In questo articolo si parla di:
14 Ottobre 2020

Un progetto per percorrere di corsa il fronte tra Italia e Impero austroungarico in ricordo del centenario dell‘annessione dell’Alto Adige all’Italia: questo lo spirito dell‘AlpFrontTrail che si conclude dopo quasi 860 chilometri e 47.500 metri d’altitudine. L’arrivo, posto a 2757 metri di quota sul Passo dello Stelvio, ha visto protagonista il team internazionale composto da dieci trail runner che la scorsa settimana era partito da Grado.

L’ultima tappa ha portato Eva Sperger (Monaco di Baviera), Laura Dahlmeier (Garmisch-Partenkirchen), Martina Valmassoi (Pieve di Cadore), Ina Forchthammer (St. Johann), Daniel Jung (Val Venosta), Hannes Perkmann (Sarentino), Marco De Gasperi (Bormio), Hannes Namberger (Ruhpolding), Jakob Hermann (Werfenweng) e Tom Wagner (Graz) si un percorso lungo 66 chilometri per un dislivello di 3200 metri dal Passo Tonale al Passo dello Stelvio, passando per Ponte di Legno e Bormio.

Viste le nevicate dei giorni precedenti, il team ha dovuto modificare il tragitto e correre ad altitudini più basse. “Naturalmente ci dispiace non aver potuto correre sulpercorso originario.
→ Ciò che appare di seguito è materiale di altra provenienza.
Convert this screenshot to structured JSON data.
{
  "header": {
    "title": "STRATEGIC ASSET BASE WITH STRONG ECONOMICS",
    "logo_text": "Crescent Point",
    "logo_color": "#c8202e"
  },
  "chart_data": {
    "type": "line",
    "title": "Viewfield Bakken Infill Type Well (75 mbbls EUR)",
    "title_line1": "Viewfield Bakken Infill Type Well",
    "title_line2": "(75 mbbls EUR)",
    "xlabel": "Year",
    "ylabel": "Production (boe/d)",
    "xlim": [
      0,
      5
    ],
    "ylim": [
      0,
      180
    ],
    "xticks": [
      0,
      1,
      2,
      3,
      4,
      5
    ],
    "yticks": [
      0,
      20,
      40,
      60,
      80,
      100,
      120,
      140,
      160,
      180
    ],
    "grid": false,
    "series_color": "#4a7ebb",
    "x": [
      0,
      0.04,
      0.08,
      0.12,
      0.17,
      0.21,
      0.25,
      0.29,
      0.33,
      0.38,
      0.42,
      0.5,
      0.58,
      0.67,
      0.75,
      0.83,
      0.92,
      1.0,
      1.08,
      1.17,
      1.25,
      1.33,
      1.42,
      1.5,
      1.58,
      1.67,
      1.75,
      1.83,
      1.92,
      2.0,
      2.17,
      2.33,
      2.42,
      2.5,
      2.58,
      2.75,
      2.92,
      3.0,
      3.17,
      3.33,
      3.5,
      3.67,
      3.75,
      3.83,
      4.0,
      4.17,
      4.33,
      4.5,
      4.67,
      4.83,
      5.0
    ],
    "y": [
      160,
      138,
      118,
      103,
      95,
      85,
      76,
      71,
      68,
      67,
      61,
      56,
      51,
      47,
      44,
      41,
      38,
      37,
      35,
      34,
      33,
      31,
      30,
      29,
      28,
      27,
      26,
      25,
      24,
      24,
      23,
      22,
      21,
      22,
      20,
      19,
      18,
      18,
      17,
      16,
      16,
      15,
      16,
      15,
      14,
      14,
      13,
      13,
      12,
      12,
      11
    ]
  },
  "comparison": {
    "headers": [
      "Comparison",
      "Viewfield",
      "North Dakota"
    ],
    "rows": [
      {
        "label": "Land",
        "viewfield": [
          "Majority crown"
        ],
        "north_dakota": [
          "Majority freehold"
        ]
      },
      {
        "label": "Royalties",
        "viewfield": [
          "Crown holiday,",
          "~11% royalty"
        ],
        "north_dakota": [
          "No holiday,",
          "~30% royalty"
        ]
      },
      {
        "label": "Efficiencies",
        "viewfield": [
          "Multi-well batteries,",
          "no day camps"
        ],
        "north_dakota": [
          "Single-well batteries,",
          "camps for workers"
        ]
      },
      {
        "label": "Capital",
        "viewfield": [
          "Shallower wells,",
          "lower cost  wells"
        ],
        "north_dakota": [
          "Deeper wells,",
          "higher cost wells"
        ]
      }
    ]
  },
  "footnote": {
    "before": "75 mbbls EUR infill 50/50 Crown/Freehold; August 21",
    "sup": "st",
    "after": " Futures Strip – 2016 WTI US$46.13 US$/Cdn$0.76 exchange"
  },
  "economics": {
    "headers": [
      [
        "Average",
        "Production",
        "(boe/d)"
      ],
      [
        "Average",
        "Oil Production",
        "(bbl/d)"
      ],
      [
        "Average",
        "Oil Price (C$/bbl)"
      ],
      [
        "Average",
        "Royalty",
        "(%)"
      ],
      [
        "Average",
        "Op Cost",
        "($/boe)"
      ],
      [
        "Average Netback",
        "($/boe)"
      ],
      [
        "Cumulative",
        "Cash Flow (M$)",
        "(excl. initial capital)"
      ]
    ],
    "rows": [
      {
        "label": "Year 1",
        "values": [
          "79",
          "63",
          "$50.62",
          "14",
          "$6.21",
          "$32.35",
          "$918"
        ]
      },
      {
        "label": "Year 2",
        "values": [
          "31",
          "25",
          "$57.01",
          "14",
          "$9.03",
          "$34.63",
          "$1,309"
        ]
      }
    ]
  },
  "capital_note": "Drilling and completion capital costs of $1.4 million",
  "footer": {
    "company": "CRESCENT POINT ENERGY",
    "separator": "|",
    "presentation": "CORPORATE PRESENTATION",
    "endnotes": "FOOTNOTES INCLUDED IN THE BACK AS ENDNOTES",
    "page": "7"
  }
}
Non abbiamo potuto osservare alcune postazioni lungo il fronte in montagna, ma la sicurezza degli atleti viene prima di tutto”, ha spiegato il responsabile del percorso Freddy Mair.

Ugo De Gasperi ha appassionato gli atleti con le sue conoscenze sulla Prima guerra mondiale nella zona di Bormio mostrando ai runner dell‘AlpFrontTrail dei bossoli, una sciabola e numerosi altri reperti che ha raccolto negli anni scorsi.

Gli ultimi tre chilometri fino al Passo dello Stelvio sono stati corsi da tutti i partecipanti e anche dal team organizzatore. Arrivati al passo posto a 2757 metri, la gioia per aver concluso con successo la missione “AlpFrontTrail” è stata grande. Allo stesso tempo traspariva anche un po’ di tristezza per la separazione, sapendo che ciascun atleta sarebbe partito per casa propria dopo poche ore.

“Sono stati giorni geniali. Il gruppo ha funzionato estremamente bene e nei giorni scorsi si è fuso moltissimo. Abbiamo potuto vivere molte avventure e siamo grati che tutto abbia funzionato così bene”, hanno tirato le somme gli organizzatori Philipp Reiter (Bad Reichenhall) e Harald Wisthaler (San Candido).

Al termine dell’esperienza Reiter e Wisthaler hanno rivolto un grande ringraziamento anche al team che ha collaborato dietro le quinte e ai partner Suunto e zona 3 Zinnen Dolomites. Il progetto, patrocinato dall’Euregio Tirolo – Alto Adige – Trentino presieduto dal presidente della Provincia di Bolzano Arno Kompatscher, si concluderà nella primavera del 2021. In luoghi pubblici a San Candido, Riva del Garda e nei tre capoluoghi dell’Euregio – Bolzano, Trento e Innsbruck – saranno esposte in una mostra fotografica le immagini più belle dell’AlpFrontTrail. Inoltre saranno trasmessi dei lunghi reportage dalle reti televisive ZDF e RAI Alto Adige.